Hey everyone thanks for taking the time to view this so I'm about to start my second P.H booster and i was wondering what has worked really well for everyone and any advice they might have for me anything is worth looking into and I'm glad for your time thanks!!!

Body information. Age 20 height 6'3 Weight 205 
Gym stats. Bench 370x2 Squat 405x3 Deadlift 420x3 
Diet 3000-4000 calories a day all clean foods or as much as i can 
Supplements- Creatine monohydrate 3 tablespoons a day, Casein gold standard 3 scoops per day, 

Pills- Glucosamine,Multivitamin, Vietnam B, Vietnam C, General test booster, ZMA test booster, fish oil , milk Thistle 

P.H booster- M-sten, running with estrostrike and blockade 

After this probably going to start my first real cycle of Gear just haven't gotten any yet or decided what i want to take so feel free to comment on that as well thanks !!!!!


----------



## Beedeezy (Dec 19, 2014)

Read the stickies regarding if your ready and what your first cycle should be if you decide to go down that road.
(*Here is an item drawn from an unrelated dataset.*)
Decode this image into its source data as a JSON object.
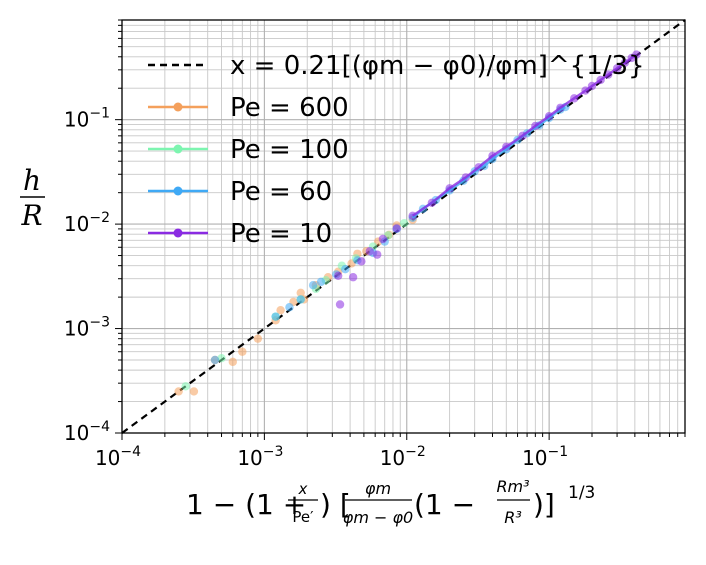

Also, at 20 your at your peak of Test production. I myself being Natty would have to advocate you NOT going on a 'real' cycle and also be very careful with the PH stuff. Even the current PH stacks can **** your hormones up and you may not realize the long term effects. So I will say this, please be careful you have a lot of life left in you and cringe at the thought you may do long term damage. 

Welcome to the Thunderdome.


----------



## 11Bravo (Dec 19, 2014)

Vietnam B and Vietnam C? Sounds serious.


----------



## Cobra Strike (Dec 22, 2014)

Your wasting your money on test boosters. They do not work


----------



## deadlift666 (Dec 22, 2014)

Cobra Strike said:


> Your wasting your money on test boosters. They do not work


True story.


----------



## shenky (Dec 28, 2014)

deadlift666 said:


> True story.



unless that test booster is testosterone


----------



## alfjovi (Dec 28, 2014)

I tried beastdrol,  wasn't very good in my opinion,  taking a short time off then looking for another pH to build mass in this 48 year old body. Any suggestions?


----------



## IronSoul (Dec 28, 2014)

What has been said bout the test boosters is solid. I also wouldn't call the pro hormones or designer steroids " PH boosters" just a heads up. That makes you sound silly and like you haven't done your research. 

Are those your real gym stats? Just curious, most guys your height have trouble benching that much, especially being so young and this only going to be your second PH cycle. 

Msten is a great compound and can do some awesome stuff for you. You can really put on mass with it or get shredded with it. I've used it for recomp cycles and had great results. Got very lean and tight on it. Watch you blood pressure though, mine was elevated while on. I would definitely run something alongside it for your liver, like Tudca. I'm not sure what the blockade is. If the estro strike has arimistane in it, the. It's good. You shouldn't need an AI while on though. M-sten doesn't convert to estro. But may need one post cycle in case of some rebound estro issues. 

I personally wouldn't run any PH/DS without a real test base. I say this from experience. I've had some of the worst shutdowns of my life from PH/DS only cycles. 

I also agree with what was said about your age and jumping into the game. But I started early as well. Before you jump into real gear, please do plenty of research about compounds, cycling, and pct, etc etc. You should have before PH use, but I understand it happens. 

What are your goals with this cycle? You need to get your diet in line with those goals. Make sure you're eating enough. You will grow on Msten.


----------